Panelists from Fannie Mae, Freddie Mac, Wells Fargo and M&T Realty Capital concurred that, with fewer refinancing options available to borrowers near-term, maturity defaults pose a looming problem that will initially spike in 2013. The number of stressed loans is mounting as well, pushing more loans to watchlist status and requiring greater servicer resources. 

Wells Fargo has added staff and is using technology to leverage resources, but it is burdened by a dizzying number of compliance and audit requests, both internal and external.

Freddie Mac reported on the results of its requiring broader and deeper quarterly information from its correspondent servicers. The exercise has allowed Freddie to better differentiate its loans into risk buckets, and enabled it to calibrate its loan loss reserves.

In response to questions about trends in property condition, Freddie reported it had promulgated inspection best practices, but had not yet validated their effects in the field. It was also checking on deferred replacement reserves for its loans, noting that it was important to "act before the death spiral began." 

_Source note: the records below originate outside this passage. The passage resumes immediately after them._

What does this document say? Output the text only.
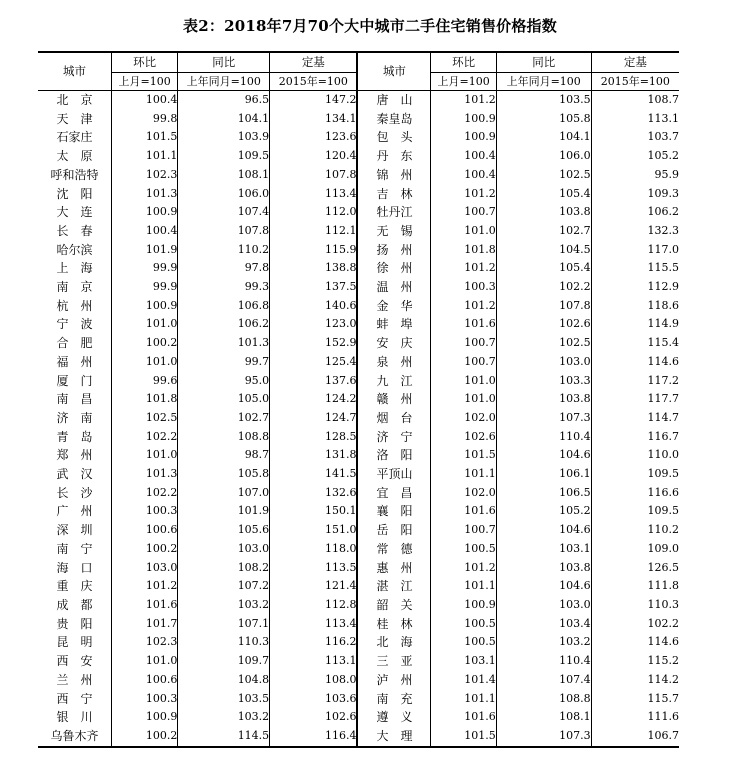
表2：2018年7月70个大中城市二手住宅销售价格指数
城市	环比	同比	定基	城市	环比	同比	定基
	上月=100	上年同月=100	2015年=100		上月=100	上年同月=100	2015年=100
北　京	100.4	96.5	147.2	唐　山	101.2	103.5	108.7
天　津	99.8	104.1	134.1	秦皇岛	100.9	105.8	113.1
石家庄	101.5	103.9	123.6	包　头	100.9	104.1	103.7
太　原	101.1	109.5	120.4	丹　东	100.4	106.0	105.2
呼和浩特	102.3	108.1	107.8	锦　州	100.4	102.5	95.9
沈　阳	101.3	106.0	113.4	吉　林	101.2	105.4	109.3
大　连	100.9	107.4	112.0	牡丹江	100.7	103.8	106.2
长　春	100.4	107.8	112.1	无　锡	101.0	102.7	132.3
哈尔滨	101.9	110.2	115.9	扬　州	101.8	104.5	117.0
上　海	99.9	97.8	138.8	徐　州	101.2	105.4	115.5
南　京	99.9	99.3	137.5	温　州	100.3	102.2	112.9
杭　州	100.9	106.8	140.6	金　华	101.2	107.8	118.6
宁　波	101.0	106.2	123.0	蚌　埠	101.6	102.6	114.9
合　肥	100.2	101.3	152.9	安　庆	100.7	102.5	115.4
福　州	101.0	99.7	125.4	泉　州	100.7	103.0	114.6
厦　门	99.6	95.0	137.6	九　江	101.0	103.3	117.2
南　昌	101.8	105.0	124.2	赣　州	101.0	103.8	117.7
济　南	102.5	102.7	124.7	烟　台	102.0	107.3	114.7
青　岛	102.2	108.8	128.5	济　宁	102.6	110.4	116.7
郑　州	101.0	98.7	131.8	洛　阳	101.5	104.6	110.0
武　汉	101.3	105.8	141.5	平顶山	101.1	106.1	109.5
长　沙	102.2	107.0	132.6	宜　昌	102.0	106.5	116.6
广　州	100.3	101.9	150.1	襄　阳	101.6	105.2	109.5
深　圳	100.6	105.6	151.0	岳　阳	100.7	104.6	110.2
南　宁	100.2	103.0	118.0	常　德	100.5	103.1	109.0
海　口	103.0	108.2	113.5	惠　州	101.2	103.8	126.5
重　庆	101.2	107.2	121.4	湛　江	101.1	104.6	111.8
成　都	101.6	103.2	112.8	韶　关	100.9	103.0	110.3
贵　阳	101.7	107.1	113.4	桂　林	100.5	103.4	102.2
昆　明	102.3	110.3	116.2	北　海	100.5	103.2	114.6
西　安	101.0	109.7	113.1	三　亚	103.1	110.4	115.2
兰　州	100.6	104.8	108.0	泸　州	101.4	107.4	114.2
西　宁	100.3	103.5	103.6	南　充	101.1	108.8	115.7
银　川	100.9	103.2	102.6	遵　义	101.6	108.1	111.6
乌鲁木齐	100.2	114.5	116.4	大　理	101.5	107.3	106.7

Fannie Mae has begun requiring quarterly information as well. Based on effective gross income and occupancy information provided by its primary servicers, it loads expenses to arrive at DSCRs. Fannie is also adapting its inspection form to move from the more subjective MBA template to something with more readily sortable data. More attention is also being directed at building or other code violations, especially in New York City, since that can often be a leading indicator of deterioration to come. (As an aside, see my earlier post "Must Investors Rush In ..." for a vivid example of just such a situation.) Last, Fannie is looking at its middle tier borrowers ($50-$250 million), including their non-Fannie debt, to analyze that group's future ability to perform.

All the panelists expressed a sense that borrowers were reluctant to face the possibility that the market recovery might be either too tepid or late to bail out their project, and that delays in confronting that could prove their undoing.

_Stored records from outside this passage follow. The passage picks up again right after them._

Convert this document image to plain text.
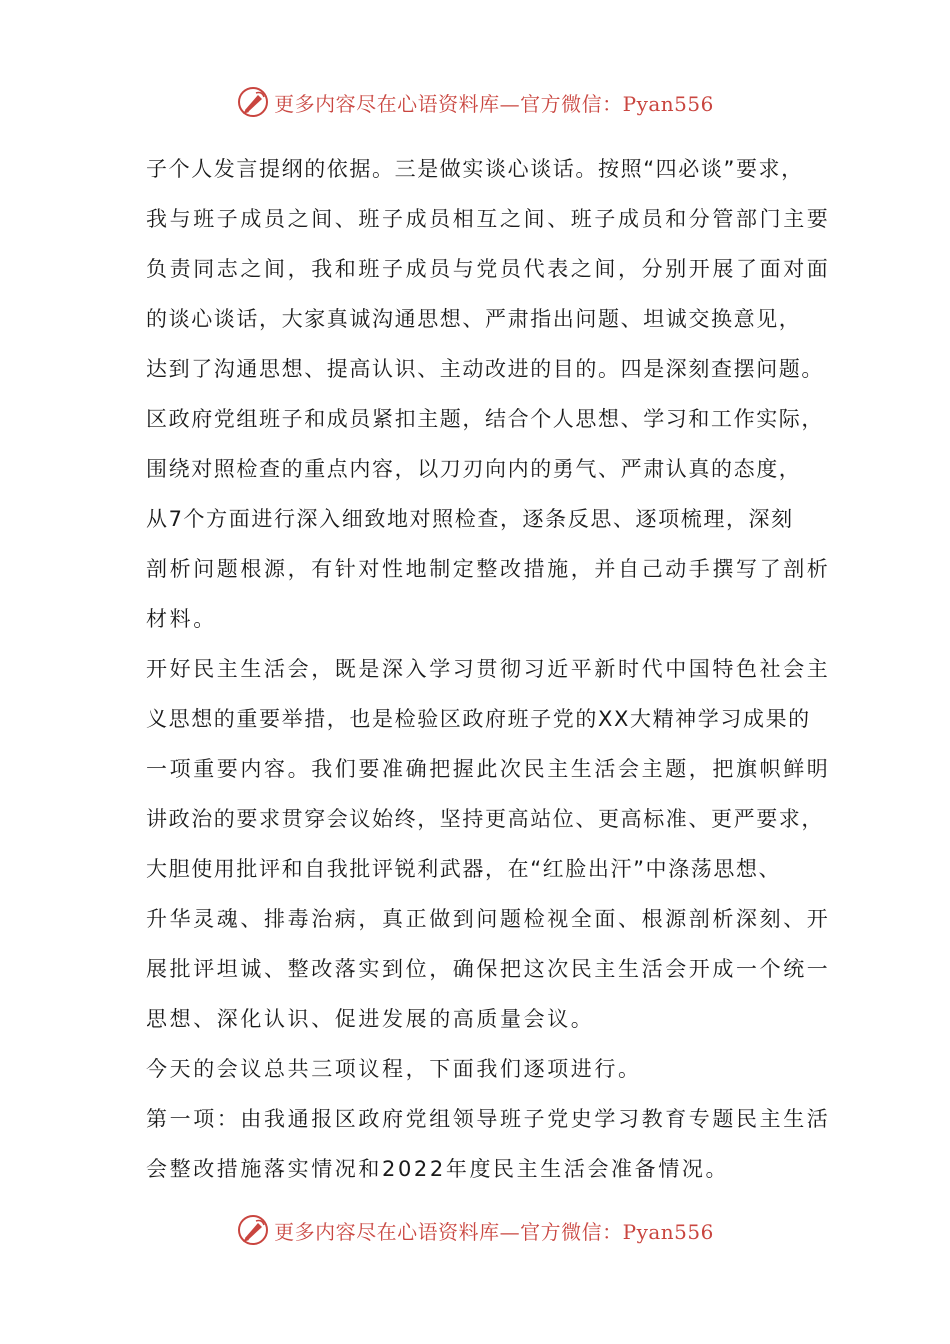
更多内容尽在心语资料库—官方微信：Pyan556

子个人发言提纲的依据。三是做实谈心谈话。按照“四必谈”要求，
我与班子成员之间、班子成员相互之间、班子成员和分管部门主要
负责同志之间，我和班子成员与党员代表之间，分别开展了面对面
的谈心谈话，大家真诚沟通思想、严肃指出问题、坦诚交换意见，
达到了沟通思想、提高认识、主动改进的目的。四是深刻查摆问题。
区政府党组班子和成员紧扣主题，结合个人思想、学习和工作实际，
围绕对照检查的重点内容，以刀刃向内的勇气、严肃认真的态度，
从7个方面进行深入细致地对照检查，逐条反思、逐项梳理，深刻
剖析问题根源，有针对性地制定整改措施，并自己动手撰写了剖析
材料。

开好民主生活会，既是深入学习贯彻习近平新时代中国特色社会主
义思想的重要举措，也是检验区政府班子党的XX大精神学习成果的
一项重要内容。我们要准确把握此次民主生活会主题，把旗帜鲜明
讲政治的要求贯穿会议始终，坚持更高站位、更高标准、更严要求，
大胆使用批评和自我批评锐利武器，在“红脸出汗”中涤荡思想、
升华灵魂、排毒治病，真正做到问题检视全面、根源剖析深刻、开
展批评坦诚、整改落实到位，确保把这次民主生活会开成一个统一
思想、深化认识、促进发展的高质量会议。

今天的会议总共三项议程，下面我们逐项进行。

第一项：由我通报区政府党组领导班子党史学习教育专题民主生活
会整改措施落实情况和2022年度民主生活会准备情况。

更多内容尽在心语资料库—官方微信：Pyan556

Returning to the panel's main themes, Wells Fargo's representative pointed out that one-third of its portfolio matures in the next 5 years, and that grappling with that was a critical institutional challenge. Trends in delinquencies, defaults and loss severities was also palpable: loss severities of 7% in 2007, 11% in 2008, and over 30% in 2009. The good news? There were no surprises in this data, most of it being traceable to the 2006-07 origination cycle when interest-only loans and relaxed underwriting predominated.

Asked whether owners were observably bleeding their properties, Fannie Mae's panelist commented that she'd noticed borrowers would bleed their CMBS properties first for fear of being tainted by Fannie going forward. A recognition of the GSE's market dominance, to be sure. Still, Fannie has been looking at how these borrowers have been handling non-DUS loans because this information predicts their likelihood of bleeding Fannie properties, too.

Overall impressions from this panel? Servicers have ample reason to be concerned, though they are not deluded by the scale of the problems or resources required. Clearly borrowers should be better prepared for negative contingencies than they appear to be now.

So it's a "hope for the best, prepare for the worst" scenario.